Our Approach
All children are intrinsically motivated to learn. They absorb knowledge without effort when provided with the right kinds of activities at the right time in their development.

Half the Sky has brought together educators and child development experts from both East and West, and developed curricula for all four of its programs. This blended approach takes the very best from contemporary Chinese methods and combines it with a western approach to early education that seems particularly suited to address the special needs of institutionalized children.

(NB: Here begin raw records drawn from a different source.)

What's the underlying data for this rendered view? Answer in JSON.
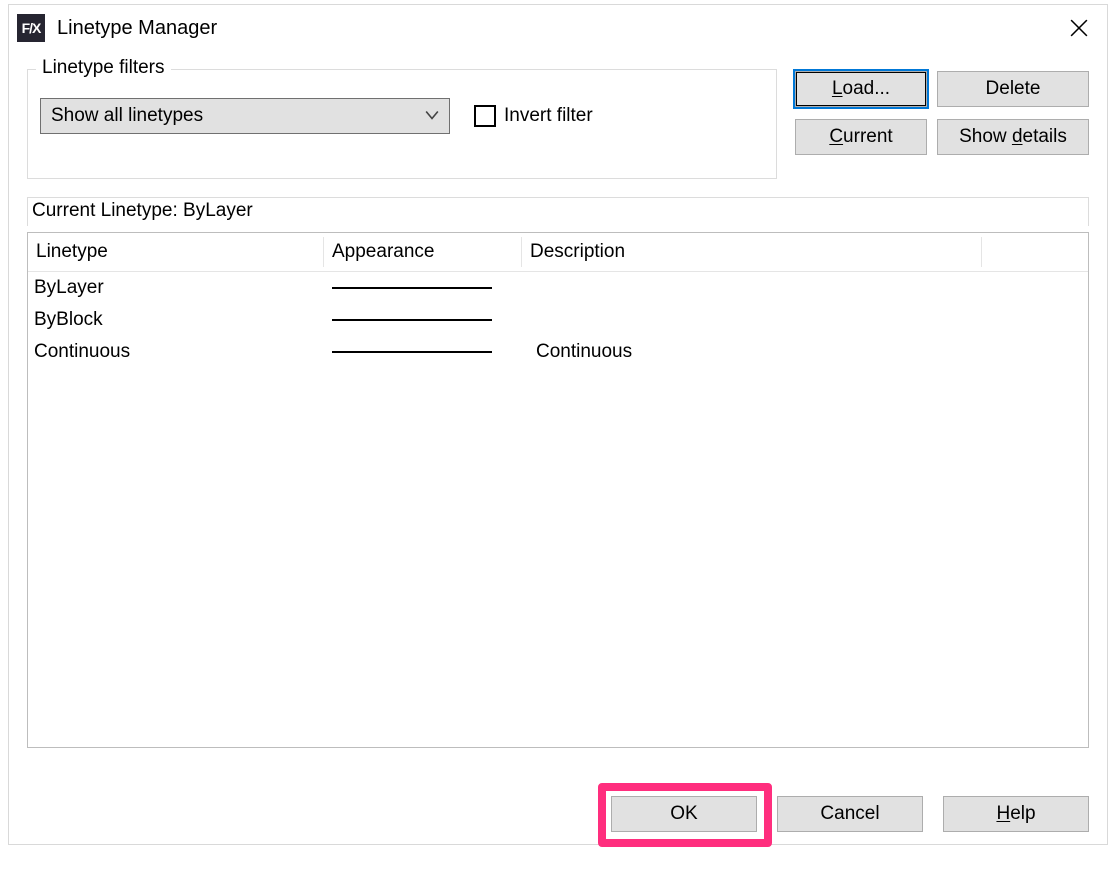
{
  "title": "Linetype Manager",
  "icon_text": "F/X",
  "icon_semantic": "app-fx-icon",
  "filters": {
    "legend": "Linetype filters",
    "combo_value": "Show all linetypes",
    "invert_label": "Invert filter",
    "invert_checked": false
  },
  "buttons": {
    "load_pre": "",
    "load_ul": "L",
    "load_post": "oad...",
    "delete": "Delete",
    "current_pre": "",
    "current_ul": "C",
    "current_post": "urrent",
    "show_details_pre": "Show ",
    "show_details_ul": "d",
    "show_details_post": "etails"
  },
  "status": {
    "label": "Current Linetype:  ",
    "value": "ByLayer"
  },
  "table": {
    "headers": {
      "linetype": "Linetype",
      "appearance": "Appearance",
      "description": "Description"
    },
    "rows": [
      {
        "name": "ByLayer",
        "desc": ""
      },
      {
        "name": "ByBlock",
        "desc": ""
      },
      {
        "name": "Continuous",
        "desc": "Continuous"
      }
    ]
  },
  "footer": {
    "ok": "OK",
    "cancel": "Cancel",
    "help_pre": "",
    "help_ul": "H",
    "help_post": "elp"
  }
}
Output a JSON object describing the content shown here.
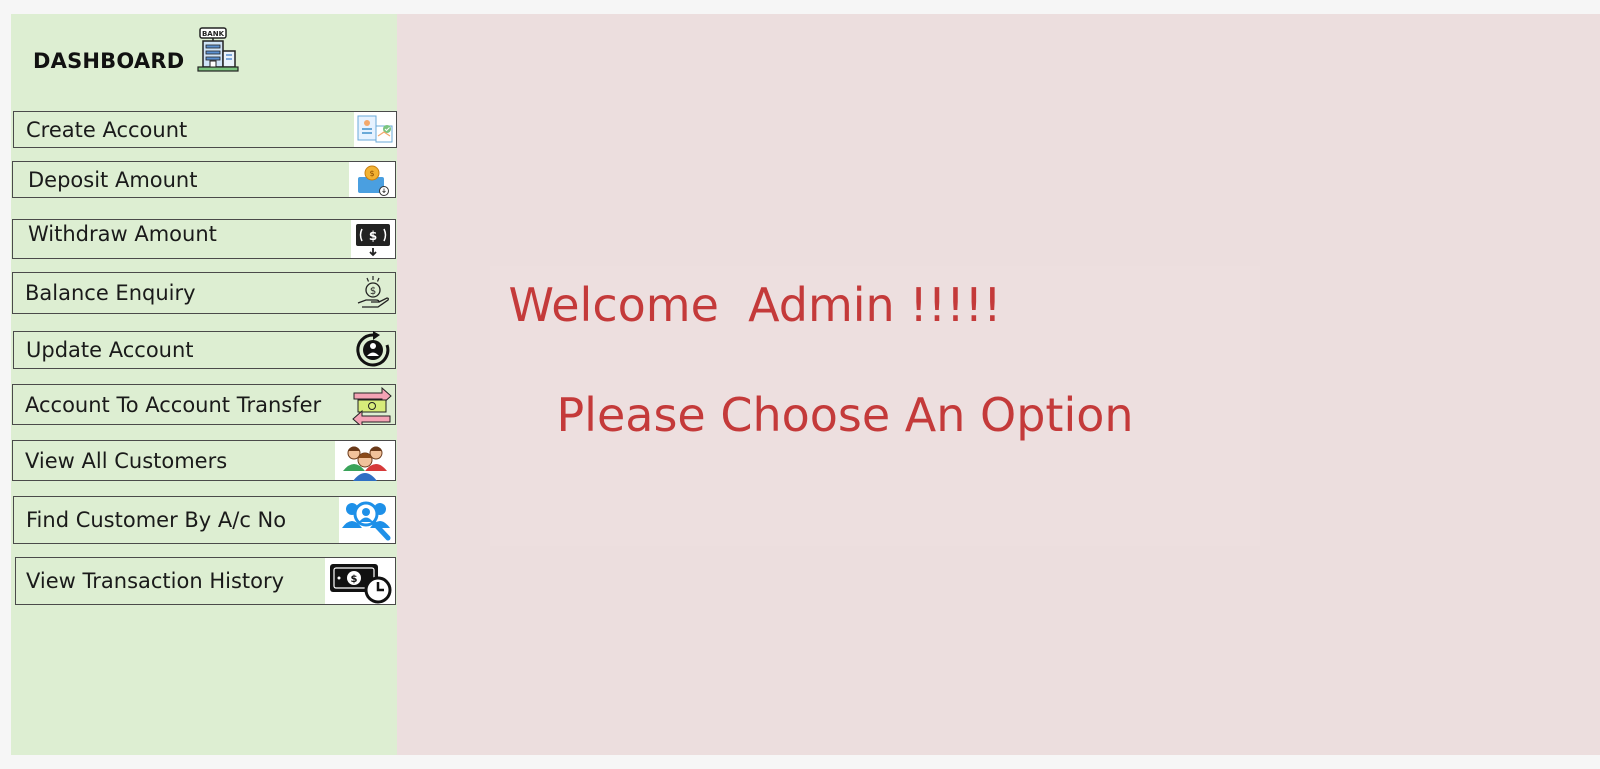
{
  "sidebar": {
    "title": "DASHBOARD",
    "bank_icon_text": "BANK",
    "items": [
      {
        "label": "Create Account",
        "icon": "create-account-icon"
      },
      {
        "label": "Deposit Amount",
        "icon": "deposit-icon"
      },
      {
        "label": "Withdraw Amount",
        "icon": "withdraw-icon"
      },
      {
        "label": "Balance Enquiry",
        "icon": "balance-enquiry-icon"
      },
      {
        "label": "Update Account",
        "icon": "update-account-icon"
      },
      {
        "label": "Account To Account Transfer",
        "icon": "transfer-icon"
      },
      {
        "label": "View All Customers",
        "icon": "customers-icon"
      },
      {
        "label": "Find Customer By A/c No",
        "icon": "find-customer-icon"
      },
      {
        "label": "View Transaction History",
        "icon": "transaction-history-icon"
      }
    ]
  },
  "main": {
    "welcome_line": "Welcome  Admin !!!!!",
    "prompt_line": "Please Choose An Option"
  },
  "colors": {
    "sidebar_bg": "#ddeed2",
    "main_bg": "#ecdede",
    "welcome_text": "#c43a3a"
  }
}
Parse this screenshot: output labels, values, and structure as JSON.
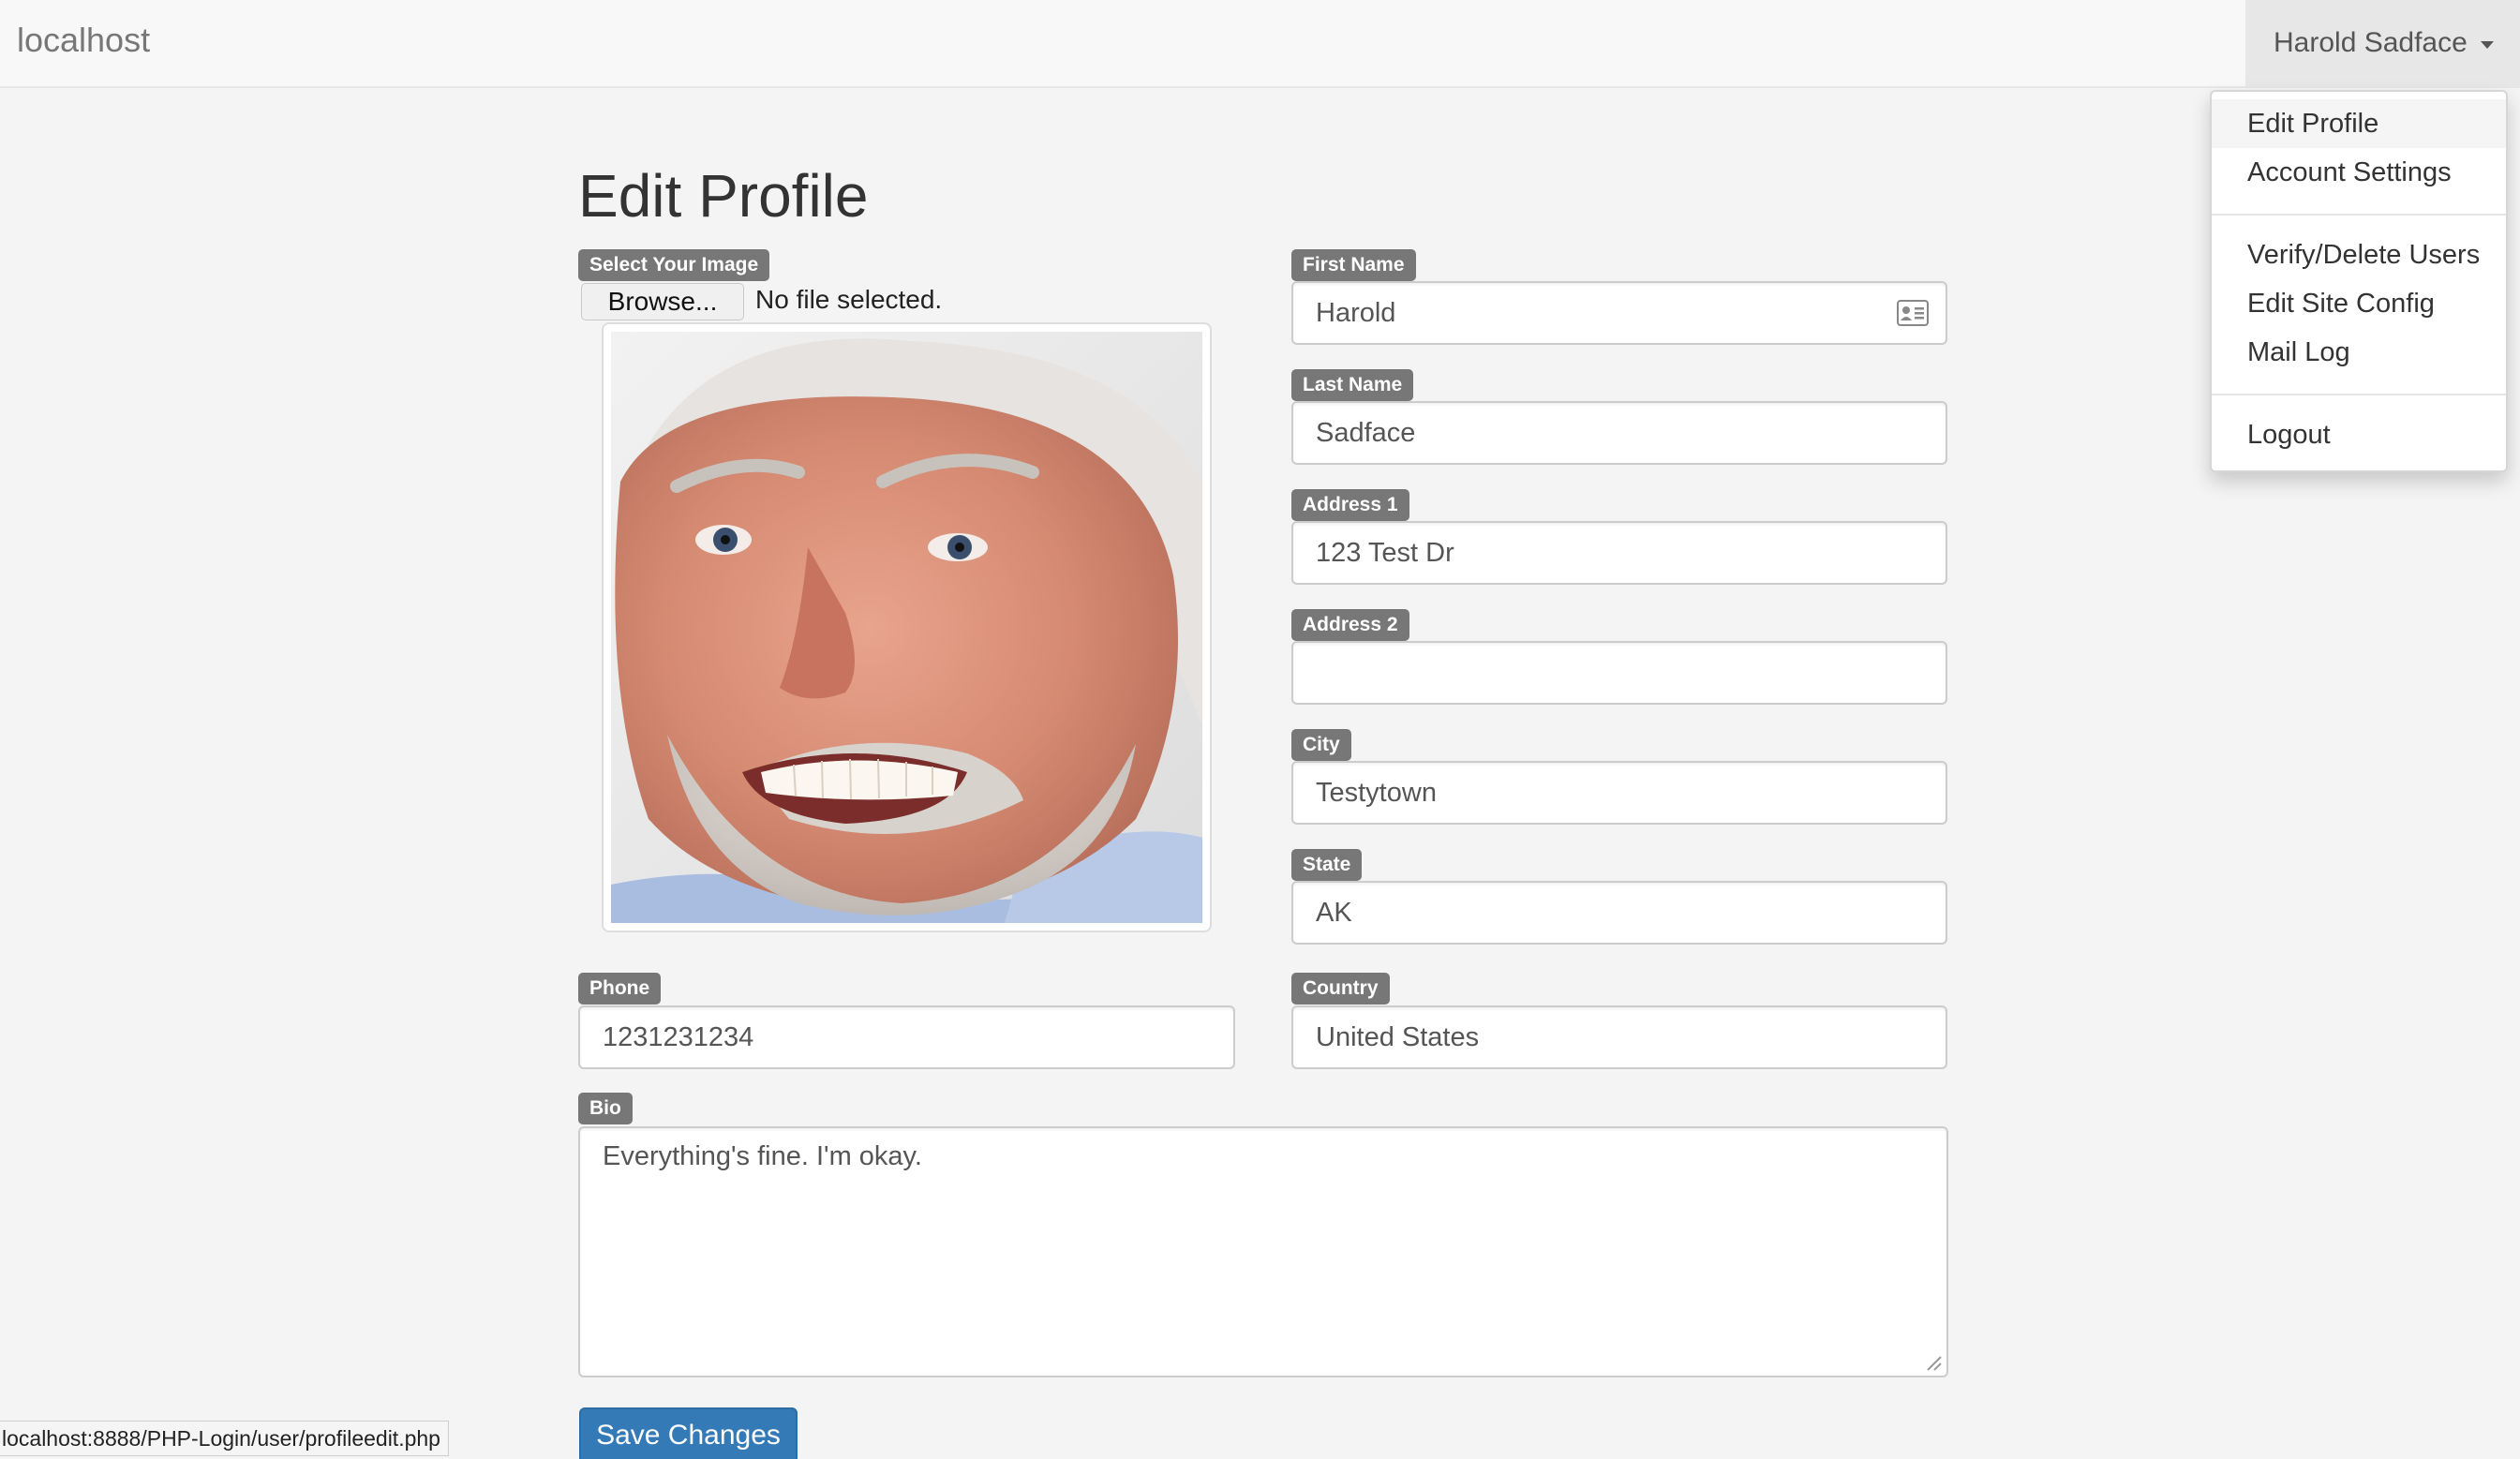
{
  "navbar": {
    "brand": "localhost",
    "user_name": "Harold Sadface"
  },
  "user_menu": {
    "items": [
      {
        "label": "Edit Profile"
      },
      {
        "label": "Account Settings"
      },
      {
        "label": "Verify/Delete Users"
      },
      {
        "label": "Edit Site Config"
      },
      {
        "label": "Mail Log"
      },
      {
        "label": "Logout"
      }
    ]
  },
  "page": {
    "title": "Edit Profile"
  },
  "image_upload": {
    "label": "Select Your Image",
    "browse_label": "Browse...",
    "file_status": "No file selected."
  },
  "form": {
    "first_name": {
      "label": "First Name",
      "value": "Harold"
    },
    "last_name": {
      "label": "Last Name",
      "value": "Sadface"
    },
    "address1": {
      "label": "Address 1",
      "value": "123 Test Dr"
    },
    "address2": {
      "label": "Address 2",
      "value": ""
    },
    "city": {
      "label": "City",
      "value": "Testytown"
    },
    "state": {
      "label": "State",
      "value": "AK"
    },
    "phone": {
      "label": "Phone",
      "value": "1231231234"
    },
    "country": {
      "label": "Country",
      "value": "United States"
    },
    "bio": {
      "label": "Bio",
      "value": "Everything's fine. I'm okay."
    }
  },
  "actions": {
    "save_label": "Save Changes"
  },
  "status_bar": {
    "url": "localhost:8888/PHP-Login/user/profileedit.php"
  },
  "colors": {
    "label_bg": "#777777",
    "primary": "#337ab7",
    "navbar_bg": "#f8f8f8",
    "page_bg": "#f4f4f4"
  }
}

From the West, Half the Sky’s programs draw from Italy’s Reggio Emilia approach to enhancing child development. The Reggio approach was founded on the principles of child-centered learning. Children learn best when specially trained adult caregivers provide responsive care, following the child’s interests rather than a set-in-concrete curriculum.
Half the Sky’s Reggio-inspired programs endeavor, from birth onward, to create holistic communities in which each child's intellectual, emotional and social potential is carefully cultivated and guided through long-term projects, individual attention, active learning and physical play.
From the East, Half the Sky programs incorporate Chinese educational mandates that children learn about the arts, the sciences, language, social development, and health education. These areas are designed to adhere to Chinese cultural and social values, as well as to meet the global needs of the 21st century.
By incorporating the Chinese emphasis on mandated learning areas with the active learning approach of Reggio Emilia, children are free to actively explore all areas of the Chinese curriculum.
Documentation is an essential part of all programs at Half the Sky. Whether in classroom or infant center or family village or out in the community, each activity, each milestone, each reflection or adventure or discovery is captured through transcriptions of children's remarks and discussions, video journals, photographs, video, artworks and representation in many media.
And every Half the Sky child, infant to teenager, retains a tangible record or "memory book" to carry with her beyond the institution—creating, in effect, a personal history for the child who lacks one.